La neige sur les pas

Un architecte parisien, Marc Romenay, reçoit un
télégramme du prieur de l'hospice du Grand-Saint-Bernard.
Sa femme, Thérèse, est mourante et demande
à lui parler. Or il l'avait chassée de chez lui, après avoir
appris qu'elle avait un amant, n'osant s'avouer qu'il ne
l'avait lui-même peut-être pas assez aimée. Il fait le
voyage, finalement disposé à lui pardonner, parce
qu'elle va mourir des suites d'une chute en montagne,
au cours de laquelle son amant a trouvé la mort.
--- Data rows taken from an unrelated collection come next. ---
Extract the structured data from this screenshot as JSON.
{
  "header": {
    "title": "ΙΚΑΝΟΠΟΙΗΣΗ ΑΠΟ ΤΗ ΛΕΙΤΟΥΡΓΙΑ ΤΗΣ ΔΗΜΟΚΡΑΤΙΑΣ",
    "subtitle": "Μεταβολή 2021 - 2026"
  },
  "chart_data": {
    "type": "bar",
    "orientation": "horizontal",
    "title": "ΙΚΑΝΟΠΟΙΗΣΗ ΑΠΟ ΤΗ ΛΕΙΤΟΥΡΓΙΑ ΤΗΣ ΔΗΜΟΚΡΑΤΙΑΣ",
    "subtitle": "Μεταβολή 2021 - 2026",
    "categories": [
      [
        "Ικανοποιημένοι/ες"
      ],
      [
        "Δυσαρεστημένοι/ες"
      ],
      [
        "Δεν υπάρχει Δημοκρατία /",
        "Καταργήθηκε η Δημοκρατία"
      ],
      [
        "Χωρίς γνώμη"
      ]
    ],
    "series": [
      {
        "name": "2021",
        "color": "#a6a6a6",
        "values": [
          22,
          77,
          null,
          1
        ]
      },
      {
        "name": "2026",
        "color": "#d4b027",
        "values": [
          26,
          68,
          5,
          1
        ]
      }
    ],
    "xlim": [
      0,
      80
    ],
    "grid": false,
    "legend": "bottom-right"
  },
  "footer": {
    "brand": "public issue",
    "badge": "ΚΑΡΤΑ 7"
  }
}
Contre
toute attente, elle survit. Comment transférer à la
survivante le pardon accordé à la mourante ? Comment
pour le mari et la femme, reprendre la vie commune,
sans renier la grandeur de l'amour qui liait les deux
amants, et que Marc reconnaît ? Les deux époux ne
sortent victorieux de l'épreuve qu'au prix d'un perfectionnement
intérieur auquel les engagent aussi, sans
qu'ils le sachent, la pureté et l'âpreté de la montagne.
L'amour est, comme toute chose, subordonné aux
lois de la vie. Il ne doit pas s'y dérober. C'est pourquoi
la neige tombe à nouveau, pour effacer les pas et faux-pas
qui ont pu la souiller.
Un grand livre sur le pardon et sur la vie, à l'opposé
de «ces visions romantiques, qui nous représentent
l'amour comme un mal dont on ne guérit jamais».